[llvm-commits] [PATCH] X86: Turn cmovs into branches when profitable.

Wed Apr 25 13:45:18 PDT 2012

This came up when a change in block placement formed a cmov and slowed down a
hot loop by 50%:

	ucomisd	(%rdi), %xmm0
	cmovbel	%edx, %esi

cmov is a really bad choice in this context because it doesn't get branch
prediction. If we emit it as a branch, an out-of-order CPU can do a better job
(if the branch is predicted right) and avoid waiting for the slow load+compare
instruction to finish. Of course it won't help if the branch is unpredictable,
but those are really rare in practice.

As a heuristic the attached patch turns all cmovs that have one use and a direct memory
operand into branches. cmovs usually save some code size, so disable the transform
in -Os mode and on atom, which is an in-order microarchitecture and unlikely to benefit
from this.

Test suite shows a 7% improvement on richards_benchmark on x86_64/westmere. I'm
not aware of any significant execution time regressions.

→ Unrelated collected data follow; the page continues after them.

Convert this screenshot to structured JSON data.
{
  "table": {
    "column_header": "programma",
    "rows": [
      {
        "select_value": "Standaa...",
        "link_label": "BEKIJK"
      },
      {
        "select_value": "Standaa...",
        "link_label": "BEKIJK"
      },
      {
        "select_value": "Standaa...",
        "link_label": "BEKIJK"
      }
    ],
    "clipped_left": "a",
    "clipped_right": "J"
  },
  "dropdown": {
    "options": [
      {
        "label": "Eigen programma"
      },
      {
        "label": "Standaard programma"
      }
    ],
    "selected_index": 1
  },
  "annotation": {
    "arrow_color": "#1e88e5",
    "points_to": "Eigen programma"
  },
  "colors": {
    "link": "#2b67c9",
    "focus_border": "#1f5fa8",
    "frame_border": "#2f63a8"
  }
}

The results depend a
lot on the used microarchitecture so YMMV. I'm already staring to pull my hair out
because number fluctuate a lot between different machines.

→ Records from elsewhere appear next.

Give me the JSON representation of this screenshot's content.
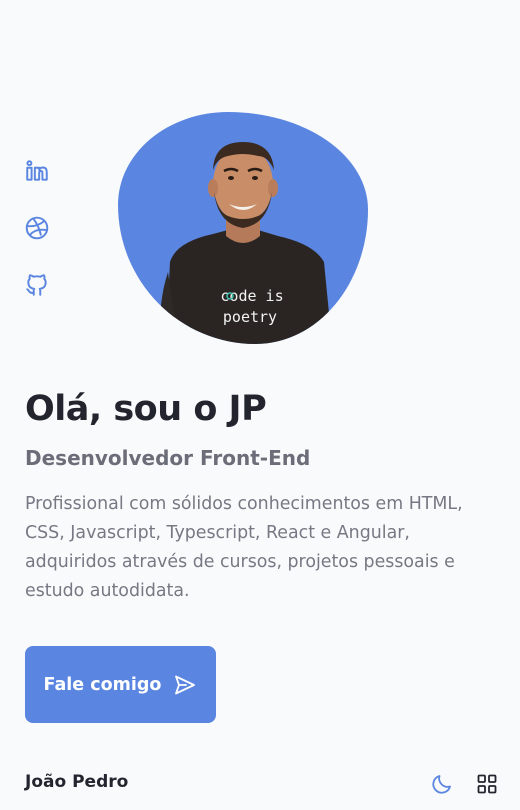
{
  "social": {
    "items": [
      {
        "icon": "linkedin-icon"
      },
      {
        "icon": "dribbble-icon"
      },
      {
        "icon": "github-icon"
      }
    ]
  },
  "profile": {
    "shirt_line1": "code is",
    "shirt_line2": "poetry"
  },
  "hero": {
    "title": "Olá, sou o JP",
    "subtitle": "Desenvolvedor Front-End",
    "description": "Profissional com sólidos conhecimentos em HTML, CSS, Javascript, Typescript, React e Angular, adquiridos através de cursos, projetos pessoais e estudo autodidata.",
    "cta_label": "Fale comigo",
    "cta_icon": "send-icon"
  },
  "footer": {
    "name": "João Pedro",
    "theme_icon": "moon-icon",
    "menu_icon": "grid-menu-icon"
  },
  "colors": {
    "accent": "#5a85e0",
    "text": "#22252e",
    "muted": "#767983",
    "background": "#f9fafc"
  }
}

There is probably still more to get out of this, as LLVM really likes setcc and
cmov, sometimes forming long chains of them which are deadly on modern CPUs.

Thanks to Chandler Carruth for the initial test case and providing me with
test-suite numbers that were slightly more stable than mine :)

-------------- next part --------------
A non-text attachment was scrubbed...
Name: cmov-into-branch.patch
Type: application/octet-stream
Size: 6187 bytes
Desc: not available
URL: <http://lists.llvm.org/pipermail/llvm-commits/attachments/20120425/129210e2/attachment.obj>
-------------- next part --------------

- Ben